Nicola D'Agostino (.net) - Articoli, traduzioni, grafica, web

Kurt Vonnegut’s Galapagos

It took me almost two months but I more or less managed to read Kurt Vonnegut‘s novel Galapagos.

I borrowed it at the (very good) local public library just after the writer’s death, when they put a series of books as suggested readings. A couple of them were in the original english edition, i.e. not translated into italian.

GalapagosI picked Galapagos, which is one of those I haven’t still read and, to tell the truth, I read almost entirely in the bathroom, one or two chapters at a time. I usually read during travelling but I didn’t do it that much and when I did there were overdue jobs to do like updating my website. Last year I tried to read Bret Easton Ellis’ Lunar Park but got only so far as one third or half of the book.

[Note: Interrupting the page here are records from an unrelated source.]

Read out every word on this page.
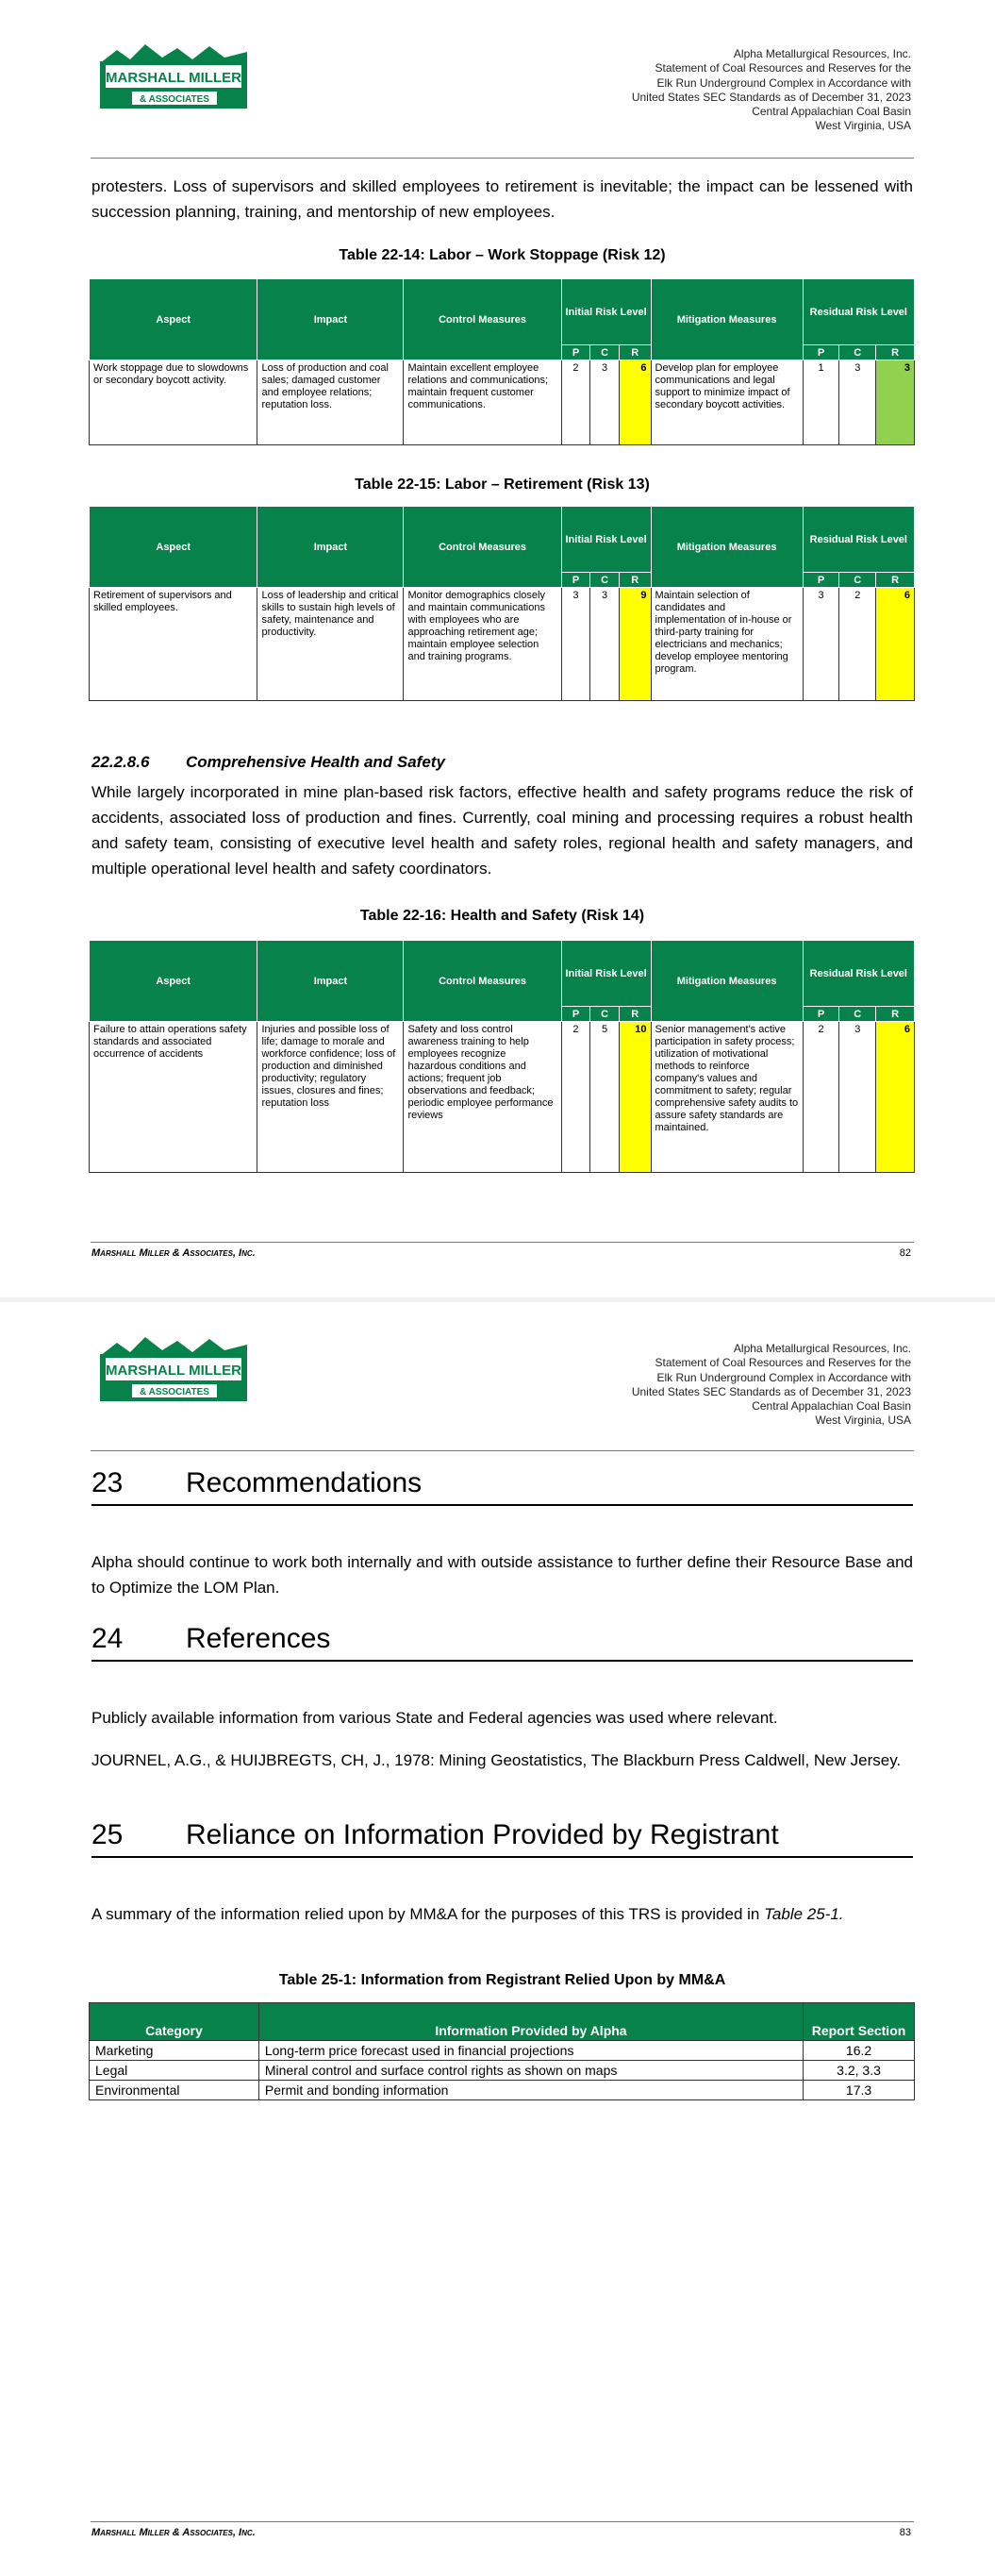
MARSHALL MILLER
& ASSOCIATES
Alpha Metallurgical Resources, Inc.
Statement of Coal Resources and Reserves for the
Elk Run Underground Complex in Accordance with
United States SEC Standards as of December 31, 2023
Central Appalachian Coal Basin
West Virginia, USA
protesters. Loss of supervisors and skilled employees to retirement is inevitable; the impact can be lessened with succession planning, training, and mentorship of new employees.
Table 22-14: Labor – Work Stoppage (Risk 12)
Aspect	Impact	Control Measures	Initial Risk Level			Mitigation Measures	Residual Risk Level		
			P	C	R		P	C	R
Work stoppage due to slowdowns or secondary boycott activity.	Loss of production and coal sales; damaged customer and employee relations; reputation loss.	Maintain excellent employee relations and communications; maintain frequent customer communications.	2	3	6	Develop plan for employee communications and legal support to minimize impact of secondary boycott activities.	1	3	3
Table 22-15: Labor – Retirement (Risk 13)
Aspect	Impact	Control Measures	Initial Risk Level			Mitigation Measures	Residual Risk Level		
			P	C	R		P	C	R
Retirement of supervisors and skilled employees.	Loss of leadership and critical skills to sustain high levels of safety, maintenance and productivity.	Monitor demographics closely and maintain communications with employees who are approaching retirement age; maintain employee selection and training programs.	3	3	9	Maintain selection of candidates and implementation of in-house or third-party training for electricians and mechanics; develop employee mentoring program.	3	2	6
22.2.8.6 Comprehensive Health and Safety
While largely incorporated in mine plan-based risk factors, effective health and safety programs reduce the risk of accidents, associated loss of production and fines. Currently, coal mining and processing requires a robust health and safety team, consisting of executive level health and safety roles, regional health and safety managers, and multiple operational level health and safety coordinators.
Table 22-16: Health and Safety (Risk 14)
Aspect	Impact	Control Measures	Initial Risk Level			Mitigation Measures	Residual Risk Level		
			P	C	R		P	C	R
Failure to attain operations safety standards and associated occurrence of accidents	Injuries and possible loss of life; damage to morale and workforce confidence; loss of production and diminished productivity; regulatory issues, closures and fines; reputation loss	Safety and loss control awareness training to help employees recognize hazardous conditions and actions; frequent job observations and feedback; periodic employee performance reviews	2	5	10	Senior management's active participation in safety process; utilization of motivational methods to reinforce company's values and commitment to safety; regular comprehensive safety audits to assure safety standards are maintained.	2	3	6
Marshall Miller & Associates, Inc.	82
MARSHALL MILLER
& ASSOCIATES
Alpha Metallurgical Resources, Inc.
Statement of Coal Resources and Reserves for the
Elk Run Underground Complex in Accordance with
United States SEC Standards as of December 31, 2023
Central Appalachian Coal Basin
West Virginia, USA
23 Recommendations
Alpha should continue to work both internally and with outside assistance to further define their Resource Base and to Optimize the LOM Plan.
24 References
Publicly available information from various State and Federal agencies was used where relevant.
JOURNEL, A.G., & HUIJBREGTS, CH, J., 1978: Mining Geostatistics, The Blackburn Press Caldwell, New Jersey.
25 Reliance on Information Provided by Registrant
A summary of the information relied upon by MM&A for the purposes of this TRS is provided in Table 25-1.
Table 25-1: Information from Registrant Relied Upon by MM&A
Category	Information Provided by Alpha	Report Section
Marketing	Long-term price forecast used in financial projections	16.2
Legal	Mineral control and surface control rights as shown on maps	3.2, 3.3
Environmental	Permit and bonding information	17.3
Marshall Miller & Associates, Inc.	83
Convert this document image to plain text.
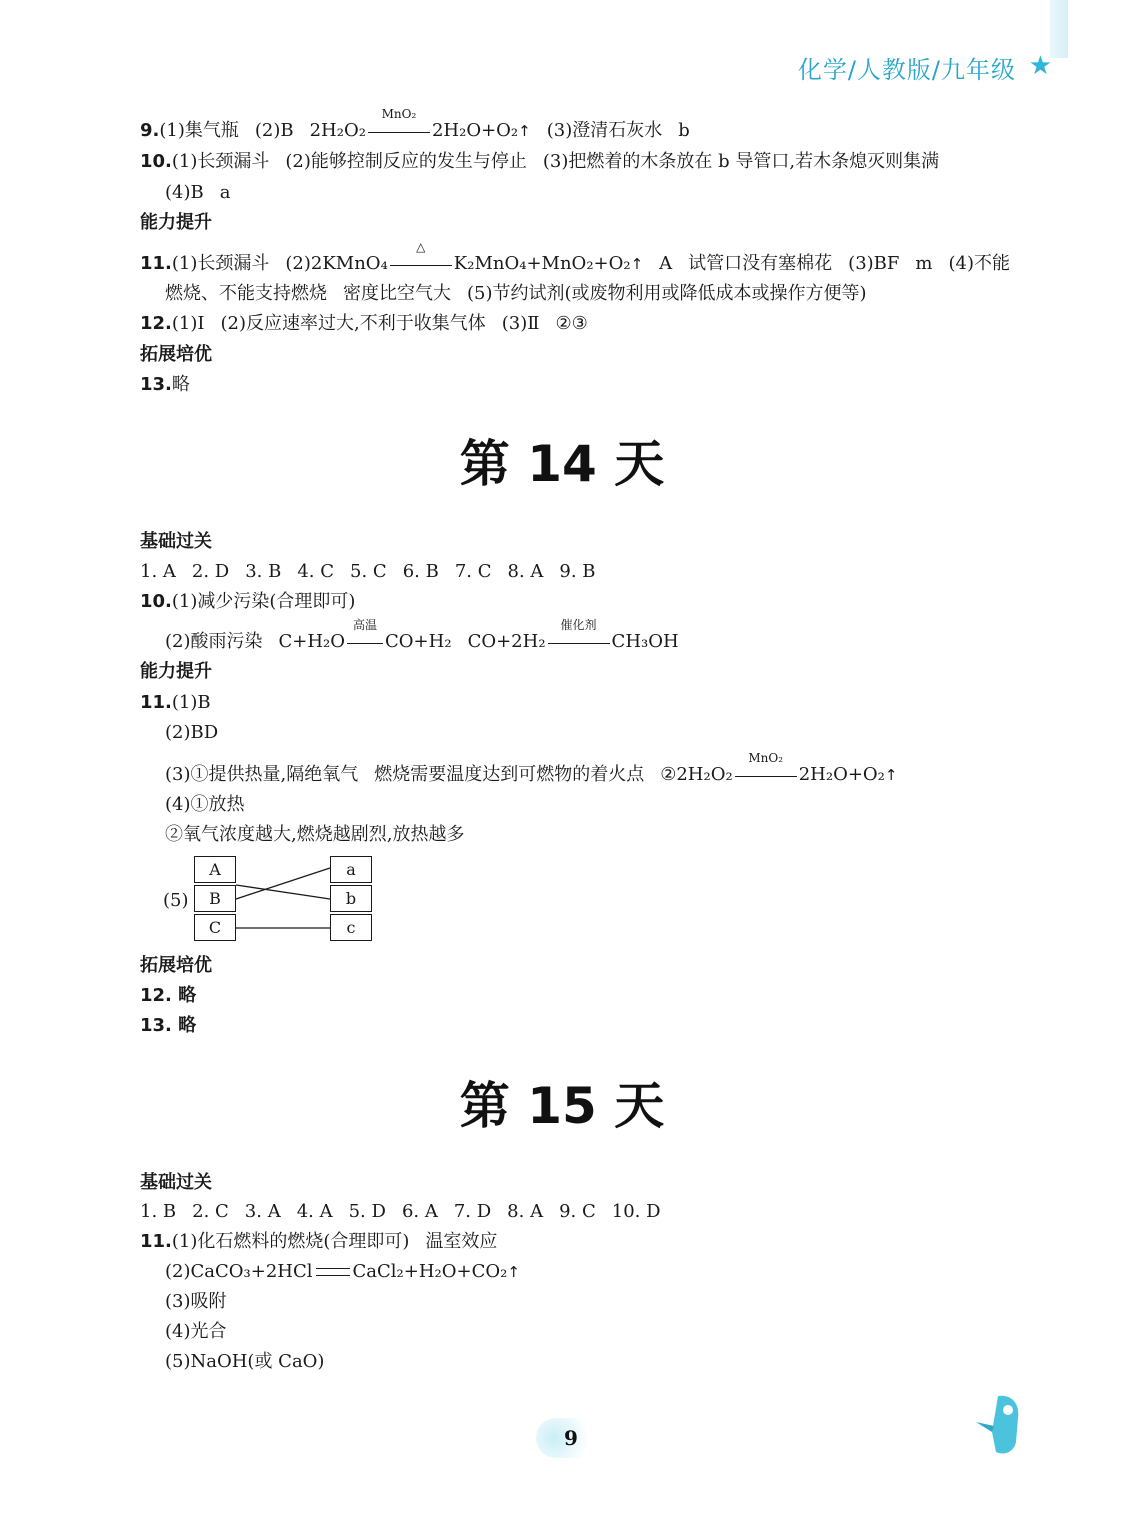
化学/人教版/九年级 ★
9.(1)集气瓶 (2)B 2H₂O₂
MnO₂
2H₂O+O₂↑ (3)澄清石灰水 b
10.(1)长颈漏斗 (2)能够控制反应的发生与停止 (3)把燃着的木条放在 b 导管口,若木条熄灭则集满
(4)B a
能力提升
11.(1)长颈漏斗 (2)2KMnO₄
△
K₂MnO₄+MnO₂+O₂↑ A 试管口没有塞棉花 (3)BF m (4)不能
燃烧、不能支持燃烧 密度比空气大 (5)节约试剂(或废物利用或降低成本或操作方便等)
12.(1)Ⅰ (2)反应速率过大,不利于收集气体 (3)Ⅱ ②③
拓展培优
13.略
第 14 天
基础过关
1. A 2. D 3. B 4. C 5. C 6. B 7. C 8. A 9. B
10.(1)减少污染(合理即可)
(2)酸雨污染 C+H₂O
高温
CO+H₂ CO+2H₂
催化剂
CH₃OH
能力提升
11.(1)B
(2)BD
(3)①提供热量,隔绝氧气 燃烧需要温度达到可燃物的着火点 ②2H₂O₂
MnO₂
2H₂O+O₂↑
(4)①放热
②氧气浓度越大,燃烧越剧烈,放热越多
(5)
A
B
C
a
b
c
拓展培优
12. 略
13. 略
第 15 天
基础过关
1. B 2. C 3. A 4. A 5. D 6. A 7. D 8. A 9. C 10. D
11.(1)化石燃料的燃烧(合理即可) 温室效应
(2)CaCO₃+2HCl CaCl₂+H₂O+CO₂↑
(3)吸附
(4)光合
(5)NaOH(或 CaO)
9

Speaking about Galapagos with a friend who hasn’t yet read it but who loved Slaughterhouse 5 last year (and then bought it as a gift to a parent), we concurred about Vonnegut’s breaking of most of the “rules” of storytelling and yet keeping the reader glued and entertained with his witty, sarcastic mix of fiction and opinions. In Galapagos, as in Slaughterhouse 5 he doesn’t follow a linear structure, often goes astray, and frequently puts spoilers telling in advance what will happen or who will die or live, as if trying to put on paper all he can in as few pages as possible. Still, his books are not so short and this technique magically pays off thanks to his ability to depict the tragicomic and also the beauty of nature and human life in its various forms. Even if, as in Galapagos, they take unforeseen turns.